Bajo los adoquines, el burkini
La serpiente del verano de este año es hembra. Todas las que hemos tenido en estos meses de calor y ralentí informativo han sido invariablemente noticias sobre la mujer. Una serpiente de verano es eso, una información que, por la escasez de contenido en esta época del año, se acaba inflando hasta el paroxismo. De los Juegos Olímpicos de Río ya sacamos demasiadas culebras y con la prohibición del burkini, Francia se ha marcado el culebrón definitivo para despedirnos de la canícula estival.
En estas semanas febriles y neuróticas, una prenda de ropa femenina se ha convertido en cuestión de Estado en Francia. El terror ha hecho que un vestido llegue a las Cortes y traiga de cabeza a políticos y jueces de un país europeo, autoproclamado paladín de la libertad y la apertura de mente. Bajo los adoquines, la playa. Y en ella, mujeres tratadas como delincuentes y multadas con 500 euros por cubrir sus cuerpos en la orilla del Mediterráneo.
El miedo les ha reventado el mercurio a los franceses y han trasladado al Estado un debate que en Europa debería quedarse sin excepción en la opinión pública. La orquestada polémica del burkini no está en si atenta o no contra la libertad de la mujer. Desde nuestra torre de marfil deberíamos abominar sin ambages de esas prendas que las somete a los fanatismos, tiranías y caprichos de sus hombres. Sí, es cierto que esas cadenas se parecen a las que nuestras madres y abuelas rompieron tras la España de Bernarda Alba. Se parecen como un huevo a una castaña. La imposición del burka va mucho más allá de tener que guardar luto 20 años para evitar las habladurías. En sus países, mujeres mueren ejecutadas por no llevarlos, por no tapar hasta el último trozo de esa piel de vergüenza.
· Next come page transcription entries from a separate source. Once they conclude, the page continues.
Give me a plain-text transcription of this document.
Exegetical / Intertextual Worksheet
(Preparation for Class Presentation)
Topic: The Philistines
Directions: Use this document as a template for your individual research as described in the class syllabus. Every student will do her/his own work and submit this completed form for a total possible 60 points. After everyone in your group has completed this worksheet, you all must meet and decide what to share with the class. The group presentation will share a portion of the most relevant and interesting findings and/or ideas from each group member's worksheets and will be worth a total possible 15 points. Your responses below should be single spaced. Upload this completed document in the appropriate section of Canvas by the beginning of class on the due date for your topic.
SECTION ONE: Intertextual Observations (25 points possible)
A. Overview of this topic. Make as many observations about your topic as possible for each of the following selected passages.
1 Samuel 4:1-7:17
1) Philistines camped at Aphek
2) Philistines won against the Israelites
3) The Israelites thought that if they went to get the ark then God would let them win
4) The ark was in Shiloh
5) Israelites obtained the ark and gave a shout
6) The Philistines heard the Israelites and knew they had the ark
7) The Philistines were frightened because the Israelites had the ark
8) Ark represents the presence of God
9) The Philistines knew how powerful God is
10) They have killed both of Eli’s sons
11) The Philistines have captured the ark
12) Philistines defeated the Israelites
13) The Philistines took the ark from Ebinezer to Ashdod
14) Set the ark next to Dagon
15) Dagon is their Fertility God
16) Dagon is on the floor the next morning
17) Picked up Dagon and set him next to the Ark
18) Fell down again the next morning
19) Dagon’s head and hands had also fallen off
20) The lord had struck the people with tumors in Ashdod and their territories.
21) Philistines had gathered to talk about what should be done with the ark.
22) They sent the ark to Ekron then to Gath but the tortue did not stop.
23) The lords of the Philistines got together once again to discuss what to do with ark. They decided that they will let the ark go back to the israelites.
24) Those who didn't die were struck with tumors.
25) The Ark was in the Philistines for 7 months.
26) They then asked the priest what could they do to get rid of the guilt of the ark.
La lucha de la mujer mulsulmana por recuperar su libertad y su dignidad es una batalla que tendrán que librar ellas, no nosotros desde nuestra soberbia y condescendencia europea. No nosotros desde nuestra hipocresía. Las multamos mientras damos la espalda a los horrores de Siria, de Irán y de Afganistan. Las ayudamos con sanciones de 500 euros por su vestido, mientras cerramos los ojos ante el infierno de Alepo.
La prohibición del burkini durará, como todas las serpientes de verano, lo que tarde en llegar el otoño. Pero mientras tanto, la llaman liberación cuando quieren decir fobia, horror, pánico hacia lo que entendemos que su religión representa. Lanzar estas polémicas arbitrarias a una ciudadanía aterrorizada y herida como la francesa es de miserables. Por mucho aburrimiento que haya traído este agosto, avivar el miedo a costa de esas mujeres es deleznable. Y da mucho asco. Damos mucho asco juzgando, sentenciando y sermoneando desde nuestro sofá de cuatro plazas. Desde el temor les aleccionamos, mientras la abuela española corre sin aliento, cabizbaja, a la cocina a preparar la cena al marido. Vaya a ser que entre por la puerta y no le espere la mesa puesta.